Connecting to Hive

This section contains details for Hive connections.

General information

Field	Description
Data source	Hive
Supported versions	2.6.19.1022
Connection string	`jdbc:hive2://`
Packaged?	No
Certified?	Yes
Supported features
Estimate job	Yes
Analyze data	Yes
Schedule	Yes
Processing capabilities
Pushdown	No
Spark agent	Yes
Yarn agent	Yes
Parallel JDBC	Yes
Java Platform version compatibility
JDK 8	Yes
JDK 11	Yes

Minimum user permissions

In order to bring your Hive data into Collibra Data Quality & Observability, you need the following permissions.

The Kerberos user has read permissions on Hive tables.
ROLE_ADMIN assigned to your user in Collibra DQ.

Recommended and required connection properties

Required	Connection Property	Type	Value
Yes	Name	Text	The unique name of your connection. Ensure that there are no spaces in your connection name.
No	Is Hive	Option	Uses the Hive server engine for distributed speed and scale. This option sets `hiveNative` options for Spark Jobs.
Yes	Connection URL	String	The connection string path of your Hive connection. When referring to the example below, replace the `${value}` sections of the connection URL with your actual value. Example `jdbc:hive2://${host}:10000/default;AuthMech=1;KrbHostFQDN=_HOST;KrbServiceName=hive;SSL=1;AllowSelfSignedCerts=1`
Yes	Driver Name	String	The driver class name of your connection. `com.cloudera.hive.jdbc41.HS2Driver`
Yes	Port	Integer	The port number to establish a connection to the datasource. The default port is `10000`
No	Source Name	String	N/A
No	Target Agent	Option	The Agent that submits your Spark job for processing.
Yes	Auth Type	Option	The method to authenticate your connection. Note The configuration requirements are different depending on the Auth Type you select. See Authentication for more details on available authentication types.
No	Properties	String	The configurable driver properties for your connection. Multiple properties must be comma delimited. For example, abc=123,test=true Optionally add the following driver property to remove the enforcement of unique column names: `hive.resultset.use.unique.column.names=false` Optionally add the following driver properties to set the Spark conf spark.hadoop.hive.metastore.uris and allow Spark to read through a warehouse catalog, such as Hive: `dq.storage.cxn=${connection-name},dq.metastore.host=${hostname},dq.metastore.port=9083`

Authentication

Select an authentication type from the dropdown menu. The options available in the dropdown menu are the currently supported authentication types for this data source.
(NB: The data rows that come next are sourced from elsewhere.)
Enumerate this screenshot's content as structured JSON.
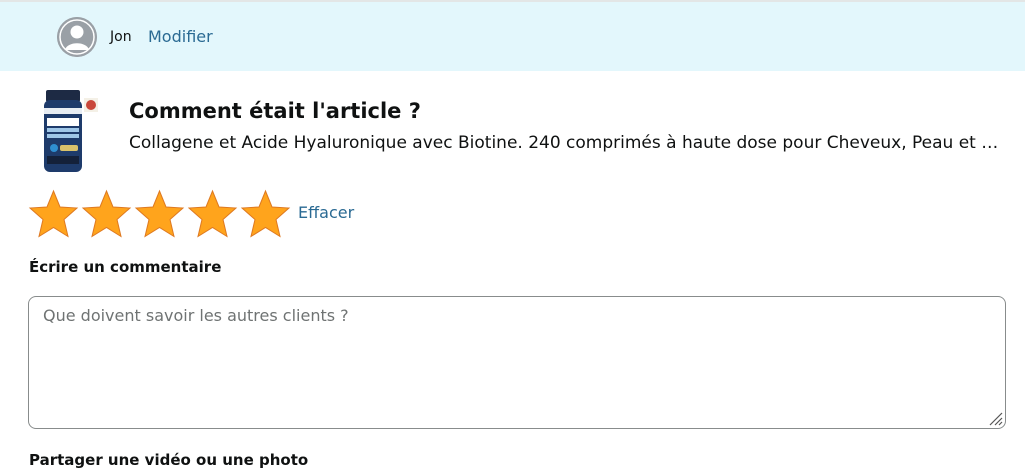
{
  "header": {
    "user_name": "Jon",
    "edit_label": "Modifier",
    "background_color": "#e3f7fc"
  },
  "product": {
    "image_icon": "product-bottle-icon",
    "question": "Comment était l'article ?",
    "name": "Collagene et Acide Hyaluronique avec Biotine. 240 comprimés à haute dose pour Cheveux, Peau et Ongles"
  },
  "rating": {
    "value": 5,
    "max": 5,
    "star_color": "#ffa41c",
    "clear_label": "Effacer"
  },
  "review": {
    "label": "Écrire un commentaire",
    "placeholder": "Que doivent savoir les autres clients ?",
    "value": ""
  },
  "media": {
    "label": "Partager une vidéo ou une photo"
  },
  "colors": {
    "link": "#2a6a93",
    "text": "#0f1111"
  }
}
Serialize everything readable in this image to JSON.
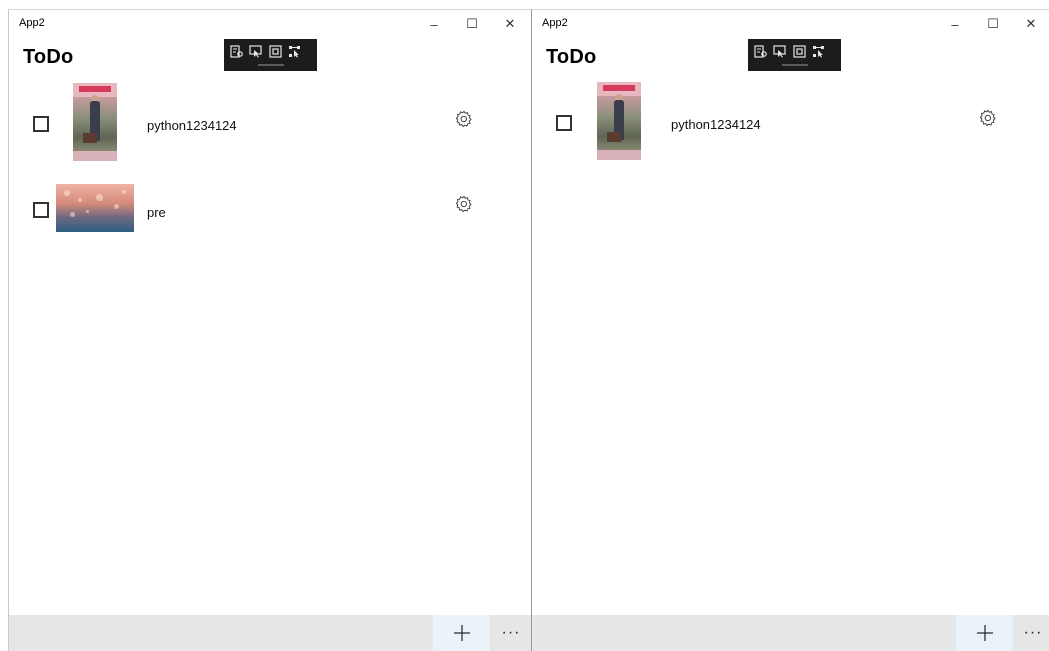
{
  "windows": [
    {
      "id": "left",
      "app_title": "App2",
      "page_title": "ToDo",
      "caption_buttons": {
        "minimize": "–",
        "maximize": "☐",
        "close": "✕"
      },
      "items": [
        {
          "text": "python1234124",
          "checked": false,
          "thumbnail": "poster-photo"
        },
        {
          "text": "pre",
          "checked": false,
          "thumbnail": "bokeh-photo"
        }
      ],
      "command_bar": {
        "add": "+",
        "more": "···"
      }
    },
    {
      "id": "right",
      "app_title": "App2",
      "page_title": "ToDo",
      "caption_buttons": {
        "minimize": "–",
        "maximize": "☐",
        "close": "✕"
      },
      "items": [
        {
          "text": "python1234124",
          "checked": false,
          "thumbnail": "poster-photo"
        }
      ],
      "command_bar": {
        "add": "+",
        "more": "···"
      }
    }
  ],
  "colors": {
    "dev_toolbar_bg": "#1c1c1c",
    "command_bar_bg": "#e6e6e6",
    "add_button_bg": "#ebf3fa"
  },
  "icons": [
    "live-visual-tree-icon",
    "select-element-icon",
    "display-layout-adorners-icon",
    "track-focus-icon",
    "settings-gear-icon",
    "add-icon",
    "more-icon"
  ]
}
Required	Field	Description
Yes	Principal	The Kerberos entity to authenticate and grant access to your connection.
Yes	Keytab	The file path of the keytab file that contains the encrypted key for a Kerberos principal. Example /tmp/keytab/hive_user.keytab
Yes	Password	The secret credential associated with your Kerberos principal.
Yes	Script	The file path that contains the script file used to interact with and authenticate a Kerberos user. Example /tmp/keytab/hive_pwd_mgr.sh
No	Param $1	Optional. Additional Kerberos parameter.
No	Param $2	Optional. Additional Kerberos parameter.
No	Param $3	Optional. Additional Kerberos parameter.
Yes	TGT Cache	The ticket-granting ticket cache that stores the TGT to authenticate your connection.